In France, single people often have the impression of being taxed more than other taxpayers, especially couples. In reality, it is not just an impression. A single person with a good income, who declares his taxes alone will invariably be taxed more than a person benefiting from the same income, but who declares his taxes with a spouse who earns less since the taxable income of the couple is reduced. Although this is not an injustice in itself, no one is against paying less tax. As singles, you have a few tricks to get there.
Invest in real estate
Whether you are single or not, real estate investment is an effective means of tax exemption. Indeed, to encourage investment in the field and increase the supply of housing in areas where it is sorely lacking, the French government has implemented a number of property tax exemption schemes. Thus, any taxpayer making an investment in non-professional rental will be entitled to a flat-rate allowance of half of the rents received. As part of the Pinel system, a tax reduction of 12 to 21% of the sums invested is possible under certain conditions. With the Censi-Bouvard system, renting accommodation with services for retirees or students allows you to reduce your taxes by 11% of the amount of funds invested.
Make investments in companies
Like investing in real estate, investing in a business can also lower your taxes when you’re single. The planned tax reduction is 18% of the sums invested, however certain conditions must be met. The company concerned must be housed in France and must be subject to corporation tax. This initiative aims to encourage taxpayers to support structures that actively participate in the national economy and at the same time create jobs. The tax reduction can even go up to 25% if the investment goes directly to the share capital of an SME. However, there is an investment ceiling that must be respected: it is 50,000 euros. Of course, you have the possibility to invest more than this amount, but the additional amount will not be taken into account when calculating the tax reduction.

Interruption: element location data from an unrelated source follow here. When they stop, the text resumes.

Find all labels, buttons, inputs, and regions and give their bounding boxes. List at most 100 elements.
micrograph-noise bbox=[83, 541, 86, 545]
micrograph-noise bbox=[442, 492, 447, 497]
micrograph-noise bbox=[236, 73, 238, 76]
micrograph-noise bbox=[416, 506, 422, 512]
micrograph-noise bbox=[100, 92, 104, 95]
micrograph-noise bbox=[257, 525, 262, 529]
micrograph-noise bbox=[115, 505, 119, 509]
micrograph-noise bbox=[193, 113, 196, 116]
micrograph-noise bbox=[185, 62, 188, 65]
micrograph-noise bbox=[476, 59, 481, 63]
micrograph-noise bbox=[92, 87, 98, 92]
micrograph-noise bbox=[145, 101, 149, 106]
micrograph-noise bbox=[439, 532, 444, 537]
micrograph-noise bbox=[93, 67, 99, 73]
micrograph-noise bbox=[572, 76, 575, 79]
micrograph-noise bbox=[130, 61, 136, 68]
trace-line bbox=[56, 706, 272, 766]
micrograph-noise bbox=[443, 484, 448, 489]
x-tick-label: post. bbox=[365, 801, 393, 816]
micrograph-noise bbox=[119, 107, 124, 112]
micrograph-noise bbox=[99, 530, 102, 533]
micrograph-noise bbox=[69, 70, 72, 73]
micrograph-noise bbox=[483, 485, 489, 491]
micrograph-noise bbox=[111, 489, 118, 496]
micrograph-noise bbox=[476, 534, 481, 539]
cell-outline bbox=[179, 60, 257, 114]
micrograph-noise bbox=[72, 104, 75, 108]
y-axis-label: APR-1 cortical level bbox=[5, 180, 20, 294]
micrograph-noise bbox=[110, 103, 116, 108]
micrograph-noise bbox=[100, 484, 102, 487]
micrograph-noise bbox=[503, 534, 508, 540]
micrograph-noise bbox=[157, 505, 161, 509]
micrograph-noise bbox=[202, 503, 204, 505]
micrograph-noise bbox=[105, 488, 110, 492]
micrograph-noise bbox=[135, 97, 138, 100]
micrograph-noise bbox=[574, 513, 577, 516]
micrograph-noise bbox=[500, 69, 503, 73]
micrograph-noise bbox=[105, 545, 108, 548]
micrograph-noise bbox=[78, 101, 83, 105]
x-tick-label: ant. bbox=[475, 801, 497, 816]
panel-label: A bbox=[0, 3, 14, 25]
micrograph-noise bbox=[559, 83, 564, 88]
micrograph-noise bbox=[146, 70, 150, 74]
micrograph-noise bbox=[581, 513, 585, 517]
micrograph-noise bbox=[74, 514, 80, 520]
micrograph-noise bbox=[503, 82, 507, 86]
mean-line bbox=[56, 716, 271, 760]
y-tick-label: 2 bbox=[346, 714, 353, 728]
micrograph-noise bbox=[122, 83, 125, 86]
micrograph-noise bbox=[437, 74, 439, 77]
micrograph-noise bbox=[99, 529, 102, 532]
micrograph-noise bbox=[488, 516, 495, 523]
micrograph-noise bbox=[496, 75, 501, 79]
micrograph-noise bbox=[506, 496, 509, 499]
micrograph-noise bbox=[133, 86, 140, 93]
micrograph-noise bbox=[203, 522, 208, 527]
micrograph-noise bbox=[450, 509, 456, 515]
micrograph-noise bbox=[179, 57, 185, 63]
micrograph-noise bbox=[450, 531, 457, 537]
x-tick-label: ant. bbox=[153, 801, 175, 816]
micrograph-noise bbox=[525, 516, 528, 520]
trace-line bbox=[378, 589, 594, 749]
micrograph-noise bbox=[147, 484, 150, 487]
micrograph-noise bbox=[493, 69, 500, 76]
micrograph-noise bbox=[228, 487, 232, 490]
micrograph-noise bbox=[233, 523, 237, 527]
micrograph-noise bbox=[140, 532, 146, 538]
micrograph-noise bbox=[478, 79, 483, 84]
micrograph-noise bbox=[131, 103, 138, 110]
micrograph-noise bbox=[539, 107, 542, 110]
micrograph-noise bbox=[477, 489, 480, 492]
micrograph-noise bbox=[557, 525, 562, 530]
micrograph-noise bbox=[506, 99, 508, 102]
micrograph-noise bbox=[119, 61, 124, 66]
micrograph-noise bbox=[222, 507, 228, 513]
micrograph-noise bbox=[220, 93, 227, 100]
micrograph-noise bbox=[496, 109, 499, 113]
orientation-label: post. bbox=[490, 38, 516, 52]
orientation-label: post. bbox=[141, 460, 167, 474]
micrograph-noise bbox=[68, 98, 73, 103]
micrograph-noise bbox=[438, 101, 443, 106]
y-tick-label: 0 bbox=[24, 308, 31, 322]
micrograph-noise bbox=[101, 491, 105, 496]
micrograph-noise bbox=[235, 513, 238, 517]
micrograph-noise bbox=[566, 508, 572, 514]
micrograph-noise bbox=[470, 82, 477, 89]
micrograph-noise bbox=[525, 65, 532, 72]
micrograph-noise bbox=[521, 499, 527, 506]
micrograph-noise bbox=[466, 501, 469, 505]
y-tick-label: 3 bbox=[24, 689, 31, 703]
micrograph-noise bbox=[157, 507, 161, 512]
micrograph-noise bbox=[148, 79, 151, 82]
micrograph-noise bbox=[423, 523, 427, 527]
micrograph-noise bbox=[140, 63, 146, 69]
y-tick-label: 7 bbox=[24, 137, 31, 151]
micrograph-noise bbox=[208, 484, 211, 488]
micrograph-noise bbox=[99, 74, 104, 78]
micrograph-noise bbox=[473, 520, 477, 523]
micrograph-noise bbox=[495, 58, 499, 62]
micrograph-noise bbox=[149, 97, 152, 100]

Make donations or patronage
Donating to public utility associations or general interest organizations entitles you to a tax reduction corresponding to 66% of the funds granted. The only condition to benefit from this tax exemption is to ensure that the donation does not exceed 20% of your taxable income. It is even possible to benefit from a reduction of 75% of the funds allocated if the donation is sent to an association helping people in difficulty. In addition, sponsorship is also likely to allow you to benefit from a tax reduction, even if this is not always within the reach of all single people. Generally, it is the professionals justifying a taxable turnover who lend themselves to it. In this case, the tax reduction is 60% of the funds made available to the company or craftsman of your choice.
Build up savings
If you are an employee and you receive target bonuses or profit-sharing bonuses, you can immediately place them in an employee savings account and thus deduct them from your taxable income. The idea is to avoid collecting these sums to avoid declaring them. Putting money into a popular retirement savings plan will also allow you to deduct part of your income from your taxes. Note, however, that you will not be able to access the funds saved before retirement.